As you will have relatively small numbers of observations you would probably want to use the correction for small samples, the AICc. That formula only holds strictly, however, for univariate linear models with normal residuals.
If you are comparing non-nested models (e.g., different non-linear transformations of predictors or different choices of predictors) then some think that AIC is inappropriate. This page and its links provide a good introduction to the dispute. Should you be using AIC to compare models with different transformations of the outcome variable then you have to account for the transformations before you do your AIC comparison.
With respect to your point 3, AIC provides no guidance.
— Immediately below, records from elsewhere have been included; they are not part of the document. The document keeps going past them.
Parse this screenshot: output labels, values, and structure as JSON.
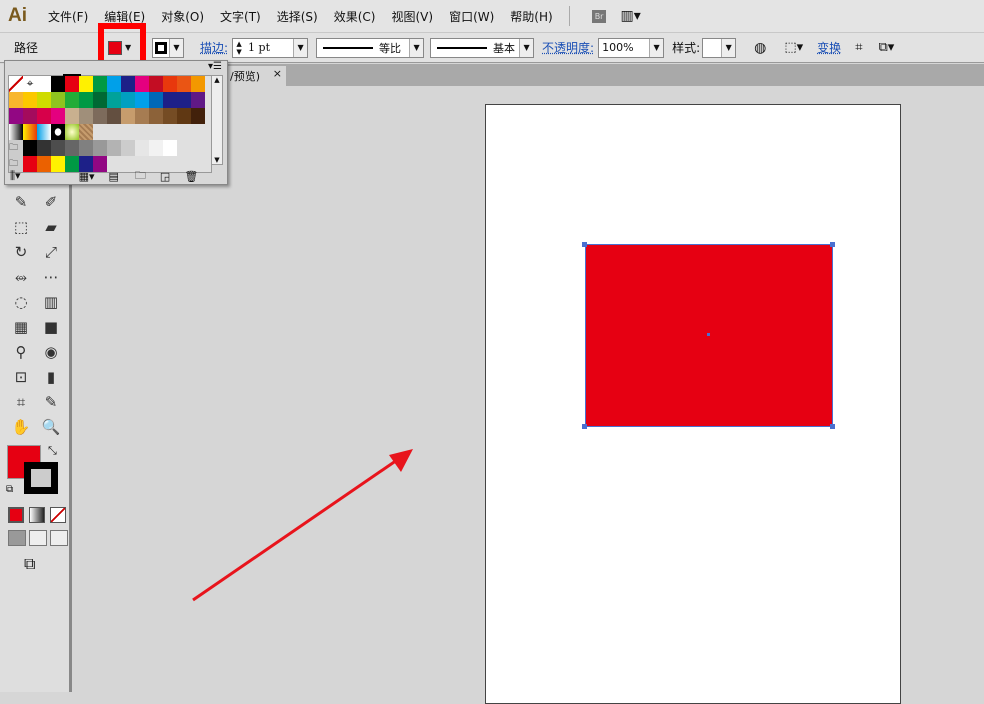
{
  "app": {
    "logo": "Ai"
  },
  "menu": [
    "文件(F)",
    "编辑(E)",
    "对象(O)",
    "文字(T)",
    "选择(S)",
    "效果(C)",
    "视图(V)",
    "窗口(W)",
    "帮助(H)"
  ],
  "menu_icons": {
    "bridge": "Br",
    "layout": "▥▾"
  },
  "control": {
    "object_type": "路径",
    "stroke_label": "描边:",
    "stroke_weight": "1 pt",
    "profile_label": "等比",
    "brush_label": "基本",
    "opacity_label": "不透明度:",
    "opacity_value": "100%",
    "style_label": "样式:",
    "transform_label": "变换"
  },
  "document_tab": {
    "title": "/预览)",
    "close": "×"
  },
  "colors": {
    "fill": "#e60012",
    "selection": "#4a6fd0",
    "highlight": "#ff0000"
  },
  "swatches": {
    "rows": [
      [
        "none",
        "reg",
        "#ffffff",
        "#000000",
        "#e60012",
        "#fff100",
        "#009944",
        "#00a0e9",
        "#1d2088",
        "#e4007f",
        "#c30d23",
        "#e8380d",
        "#ea5514",
        "#f39800"
      ],
      [
        "#f8b62d",
        "#fcc800",
        "#cfdb00",
        "#8fc31f",
        "#22ac38",
        "#009944",
        "#006934",
        "#00a29a",
        "#00a0c1",
        "#00a0e9",
        "#0068b7",
        "#1d2088",
        "#1d2088",
        "#601986"
      ],
      [
        "#920783",
        "#a40b5d",
        "#d7004a",
        "#e4007f",
        "#c9b08f",
        "#a08f7a",
        "#7d6b5c",
        "#634f40",
        "#c69c6d",
        "#a67c52",
        "#8c6239",
        "#754c24",
        "#603813",
        "#42210b"
      ],
      [
        "grad-bw",
        "grad-yo",
        "grad-blue",
        "pat-dot",
        "pat-green",
        "pat-brown"
      ],
      [
        "folder",
        "#000000",
        "#333333",
        "#4d4d4d",
        "#666666",
        "#808080",
        "#999999",
        "#b3b3b3",
        "#cccccc",
        "#e6e6e6",
        "#f2f2f2",
        "#ffffff"
      ],
      [
        "folder",
        "#e60012",
        "#eb6100",
        "#fff100",
        "#009944",
        "#1d2088",
        "#920783"
      ]
    ]
  },
  "tools": [
    "✎",
    "✐",
    "⬚",
    "▰",
    "↻",
    "⤢",
    "⥈",
    "⋯",
    "◌",
    "▥",
    "▦",
    "■",
    "⚲",
    "◉",
    "⊡",
    "▮",
    "⌗",
    "✎",
    "✋",
    "🔍"
  ]
}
Some measure of the variance of the outcome observations that is explained by the model provides a guide. Consider that along with what you deem, based on your knowledge of the subject matter, to be practically (as opposed to statistically) significant. If you use linear modeling techniques to describe your originally non-linear relationship between M and TC, then the adjusted $R^2$ provides such a measure, corrected for the sample size and the number of parameters estimated from the data.